40 ans - Mode d'emploi par FrankyFockers
j'ai totalement détesté ce film et même temps je l'ai trouvé très réussi pour d'autres raisons, c'est dingue d'avoir un avis si partagé et en même temps si tranché. Disons que je sis scandalisé par la manière dont Apatow traite son sujet. Il est sensé nous dire ce que c'est d'avoir 40 ans. Bon, ok, a priori pourquoi pas. Mais il passe à côté de tout, il édulcore tout, il n'est jamais dans le sujet et il passe son temps à faire de la bluette neuneu... Jamais dans le film il ne dit que c'est l'âge de la confrontation à la maladie, à la mort, que c'est un âge dur et violent. Non, 40 chez Apatow, c'est cool, et les seuls problèmes qui semblent l'emmerder sont ceux du désir qu'il porte à sa femme. ça fait un peu flipper.
C'est comme avec ses filles, qui jouent leur propre rôle dans le film. Il n'est jamais question d'un seul problème d'éducation, de scolarité ou autre, tout roule comme sur des saucisses. Les seuls soucis sont des soucis d'entente entre les deux, ou bien, pire encore, que sa plus grande passe trop de temps devant l'ordi ou devant des épisodes de Lost.
Le pire étant l'absence totale de crédibilité du monde décrit. Les deux travaillent, attention : lui dirige une maison de disques, elle un magasin de fringues, mais ils n'y sont jamais ! ils passent leurs journées à faire autre chose.
Pire encore, ils ont de gros problèmes de fric. Enfin le scénario dit ça. En réalité, quid des problèmes de fric ? Ils ne font aucune économie, bouffent comme des porcs dans une maison de grand luxe avec piscine et grand jardin (qu'ils pensent vendre mais bien évidemment qu'ils ne vendent pas). Lui, pour ses 40 ans, organise une gigantesque fête, mais un truc à 20.000 dollars, hein ! et ils conservent bien évidemment leurs deux grosses bagnoles...

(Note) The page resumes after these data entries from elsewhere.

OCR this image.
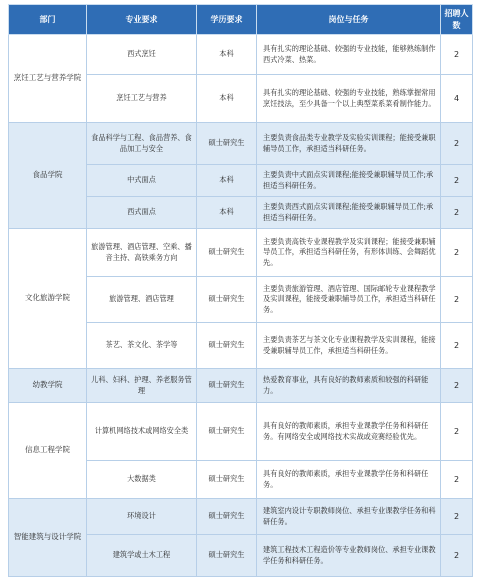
部门	专业要求	学历要求	岗位与任务	招聘人数
烹饪工艺与营养学院	西式烹饪	本科	具有扎实的理论基础、较强的专业技能，能够熟练制作西式冷菜、热菜。	2
	烹饪工艺与营养	本科	具有扎实的理论基础、较强的专业技能，熟练掌握常用烹饪技法，至少具备一个以上典型菜系菜肴制作能力。	4
食品学院	食品科学与工程、食品营养、食品加工与安全	硕士研究生	主要负责食品类专业教学及实验实训课程；能接受兼职辅导员工作，承担适当科研任务。	2
	中式面点	本科	主要负责中式面点实训课程;能接受兼职辅导员工作;承担适当科研任务。	2
	西式面点	本科	主要负责西式面点实训课程;能接受兼职辅导员工作;承担适当科研任务。	2
文化旅游学院	旅游管理、酒店管理、空乘、播音主持、高铁乘务方向	硕士研究生	主要负责高铁专业课程教学及实训课程；能接受兼职辅导员工作，承担适当科研任务，有形体训练、会舞蹈优先。	2
	旅游管理、酒店管理	硕士研究生	主要负责旅游管理、酒店管理、国际邮轮专业课程教学及实训课程，能接受兼职辅导员工作，承担适当科研任务。	2
	茶艺、茶文化、茶学等	硕士研究生	主要负责茶艺与茶文化专业课程教学及实训课程，能接受兼职辅导员工作，承担适当科研任务。	2
幼教学院	儿科、妇科、护理、养老服务管理	硕士研究生	热爱教育事业，具有良好的教师素质和较强的科研能力。	2
信息工程学院	计算机网络技术或网络安全类	硕士研究生	具有良好的教师素质，承担专业课教学任务和科研任务。有网络安全或网络技术实战或竞赛经验优先。	2
	大数据类	硕士研究生	具有良好的教师素质，承担专业课教学任务和科研任务。	2
智能建筑与设计学院	环境设计	硕士研究生	建筑室内设计专职教师岗位、承担专业课教学任务和科研任务。	2
	建筑学或土木工程	硕士研究生	建筑工程技术工程造价等专业教师岗位、承担专业课教学任务和科研任务。	2
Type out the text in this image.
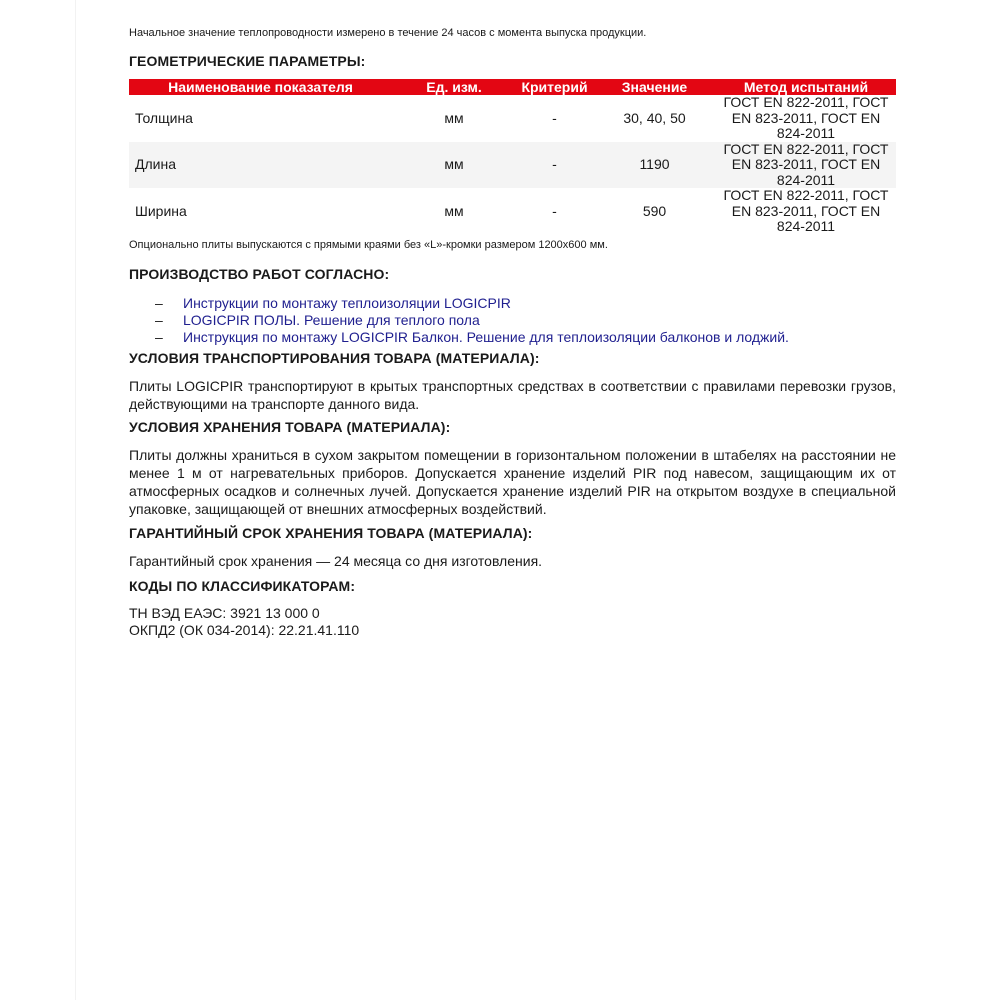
Начальное значение теплопроводности измерено в течение 24 часов с момента выпуска продукции.

ГЕОМЕТРИЧЕСКИЕ ПАРАМЕТРЫ:

Наименование показателя	Ед. изм.	Критерий	Значение	Метод испытаний
Толщина	мм	-	30, 40, 50	ГОСТ EN 822-2011, ГОСТ EN 823-2011, ГОСТ EN 824-2011
Длина	мм	-	1190	ГОСТ EN 822-2011, ГОСТ EN 823-2011, ГОСТ EN 824-2011
Ширина	мм	-	590	ГОСТ EN 822-2011, ГОСТ EN 823-2011, ГОСТ EN 824-2011

Опционально плиты выпускаются с прямыми краями без «L»-кромки размером 1200х600 мм.

ПРОИЗВОДСТВО РАБОТ СОГЛАСНО:

– Инструкции по монтажу теплоизоляции LOGICPIR
– LOGICPIR ПОЛЫ. Решение для теплого пола
– Инструкция по монтажу LOGICPIR Балкон. Решение для теплоизоляции балконов и лоджий.

УСЛОВИЯ ТРАНСПОРТИРОВАНИЯ ТОВАРА (МАТЕРИАЛА):

Плиты LOGICPIR транспортируют в крытых транспортных средствах в соответствии с правилами перевозки грузов, действующими на транспорте данного вида.

УСЛОВИЯ ХРАНЕНИЯ ТОВАРА (МАТЕРИАЛА):

Плиты должны храниться в сухом закрытом помещении в горизонтальном положении в штабелях на расстоянии не менее 1 м от нагревательных приборов. Допускается хранение изделий PIR под навесом, защищающим их от атмосферных осадков и солнечных лучей. Допускается хранение изделий PIR на открытом воздухе в специальной упаковке, защищающей от внешних атмосферных воздействий.

ГАРАНТИЙНЫЙ СРОК ХРАНЕНИЯ ТОВАРА (МАТЕРИАЛА):

Гарантийный срок хранения — 24 месяца со дня изготовления.

КОДЫ ПО КЛАССИФИКАТОРАМ:

ТН ВЭД ЕАЭС: 3921 13 000 0
ОКПД2 (ОК 034-2014): 22.21.41.110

Bref, je m'arrête là, le voici le monde d'Apatow, un monde lisse, sans aspérité, sans problème, où tout est gommé et où l'on fait de gros smileys en faisant mine que tout roule. J'ai l'impression de voir un message du gouvernement fusionné avec Disney pour endormir gentiment le peuple.
On pourrait être méchant et dire que ceci est en germe depuis le début de sa carrière de réal, mais dans les trois premiers, même si cette tentation était déjà là, au moins il avait l'intelligence de mettre en scène des freaks, des glandeurs, des personnages en marge qui rêvaient peut-être d'intégrer ce monde, mais avec un décalage tel que l'intérêt du film se situait justement dans cette brèche. Ici, rien de tout ça. Le couple est un couple lambda qui ne rêve que de normalité et il nous est montré gommé de toutes ses aspérités.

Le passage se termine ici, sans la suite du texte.